16 June 2006
MARKISIC (DRAGAN) v DEPARTMENT OF COMMUNITY SERVICES & ORS
Judgment
1 THE COURT: This application seeks leave to appeal from a judgment of Michael Grove J in the Common Law Division, refusing to make orders sought by way of notice of motion apparently filed on 20 June 2005. The motion sought, relevantly for present purposes, an order that eight individuals, the Trustees of the Roman Catholic Church, two firms of solicitors and a company, Qantas Airways Ltd, show cause why they should not be held in contempt of the Supreme Court. A statement of charge was filed in relation to each named individual, or group of individuals or company. The alleged contemptuous conduct occurred in the course of proceedings being conducted between the claimant and five defendants in the Common Law Division. Of those sought to be charged with contempt, only the Trustees of the Roman Catholic Church and Qantas Airways Ltd (the Fourth and Fifth Opponents in this Court) were parties to the proceedings.
2 As explained in Markisic (Oliver) v The Commonwealth [2006] NSWCA 150 at [3], the contempt proceedings were not properly constituted, thus giving rise to the potential for confusion as to the proper parties.
3 The notice of motion before Grove J was directed at five respondents (or defendants, as they were called in the notice of motion), albeit the notice of motion sought orders against 12 persons or entities.
4 But, of the five "defendants" cited in the notice of motion, orders were sought (in the notice of motion) only against two. These two were the fourth and fifth defendants, the Trustees of the Roman Catholic Church for the Archdiocese of Sydney ("the Trustees") and Qantas Airways Limited ("Qantas"). That is to say, before Grove J, no orders for contempt were sought against the first to third defendants, being (the Department of Community Services of New South Wales ("the Department"), the State of New South Wales ("the State") and the Commonwealth of Australia ("the Commonwealth").
5 The application must thus be dismissed in relation to the first three opponents in any event. Further, the First Opponent is said to be the "Department of Community Services of NSW", which is not a person. If proceedings are sought to be brought against a government department, it is usually appropriate to proceed against the Crown, by joining the State of New South Wales, pursuant to the Crown Proceedings Act 1988 (NSW), s 6. In fact the State is a party, being the Second Opponent. The Commonwealth of Australia has also been joined. However, as there was no attempt to charge the State or the Commonwealth with contempt, they are not proper parties to the proposed appeal.

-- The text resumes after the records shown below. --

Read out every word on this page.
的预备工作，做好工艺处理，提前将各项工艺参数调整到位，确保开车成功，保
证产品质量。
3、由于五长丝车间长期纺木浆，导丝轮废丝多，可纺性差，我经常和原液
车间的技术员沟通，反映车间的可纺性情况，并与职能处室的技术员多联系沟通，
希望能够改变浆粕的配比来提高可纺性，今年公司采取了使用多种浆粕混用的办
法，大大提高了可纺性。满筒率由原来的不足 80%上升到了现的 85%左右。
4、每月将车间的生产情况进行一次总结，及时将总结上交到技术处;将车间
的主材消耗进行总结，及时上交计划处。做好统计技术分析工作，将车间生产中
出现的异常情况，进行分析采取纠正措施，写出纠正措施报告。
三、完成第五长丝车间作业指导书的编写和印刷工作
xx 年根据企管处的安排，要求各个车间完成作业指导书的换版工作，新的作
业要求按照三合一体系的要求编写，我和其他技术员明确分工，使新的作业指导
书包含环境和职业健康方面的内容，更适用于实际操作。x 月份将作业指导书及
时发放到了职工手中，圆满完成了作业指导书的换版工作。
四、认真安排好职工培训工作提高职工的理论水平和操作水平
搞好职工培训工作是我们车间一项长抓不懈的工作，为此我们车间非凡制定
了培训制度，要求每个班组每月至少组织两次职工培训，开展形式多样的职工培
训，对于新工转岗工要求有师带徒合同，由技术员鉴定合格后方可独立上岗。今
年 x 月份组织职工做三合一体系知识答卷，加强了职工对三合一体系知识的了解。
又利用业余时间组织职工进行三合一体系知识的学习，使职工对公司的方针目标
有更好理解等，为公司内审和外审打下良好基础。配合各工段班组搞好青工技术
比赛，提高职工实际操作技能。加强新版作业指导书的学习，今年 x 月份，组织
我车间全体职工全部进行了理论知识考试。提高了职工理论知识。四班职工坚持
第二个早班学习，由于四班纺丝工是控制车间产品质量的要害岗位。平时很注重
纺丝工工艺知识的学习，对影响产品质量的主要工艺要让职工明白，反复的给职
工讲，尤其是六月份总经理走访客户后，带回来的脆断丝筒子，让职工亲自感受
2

6 Turning to the Trustees and Qantas, the statement of charge in the notice of motion before Grove J alleged that the Trustees knowingly misled Smart AJ by "knowingly instructing" a named solicitor or a named firm of solicitors to state to his Honour that "the fourth defendant [the Trustees] returned the child Elena Markisic into the care of her mother", that "the child left Australia with her mother", that "Centacare accepted the child pursuant to a Court order", and that "Centacare handed the child back to the relevant authorities pursuant to a Court order".
7 The statement of charge alleged that Qantas knowingly misled Smart AJ by "knowingly instructing" a named solicitor or a named firm of solicitors to state to his Honour that "[The Department] and the [Commonwealth] delivered the child to [the claimant's] former wife pursuant to the Family Court orders", that "the child Elena Markisic was allowed to leave Australia with the [claimant's] former wife pursuant to the Family Court orders", that "Qantas acted pursuant to authority under Regulation 20 of the Family Law (Child Abduction Convention) Regulations 1986", that "Katerina Markisic had lawful custody of the child Elena Markisic pursuant to the orders of the Family Court of Australia" and that "Qantas was the carrier chosen by [the claimant's] former wife to come to Australia and to leave Australia with the [claimant's] child". The statement of charge alleged that Qantas knowingly misled Master Malpass by instructing a named solicitor or a named firm of solicitors to make the last-mentioned two statements in proceedings before the Master.
8 In his reasons for judgment, Grove J referred separately to the charges against the Trustees and Qantas. His Honour said that there was no evidence to support the charge that the Trustees gave the alleged instructions to the solicitors. He said that there was no evidence that Qantas "gave instructions to make misleading statements of any sort".
9 These particular findings were made after his Honour had prefaced his discussion of the individual charges with the observation: "The statements of charge are entirely unsupported." After making the particular findings referred to above, his Honour said:
"This motion is wholly misconceived. Even if in respect of any aspect, and I am not suggesting that this was the case, something said to a court happened to be inaccurate, that falls far short of any demonstration that the court was knowingly being misled."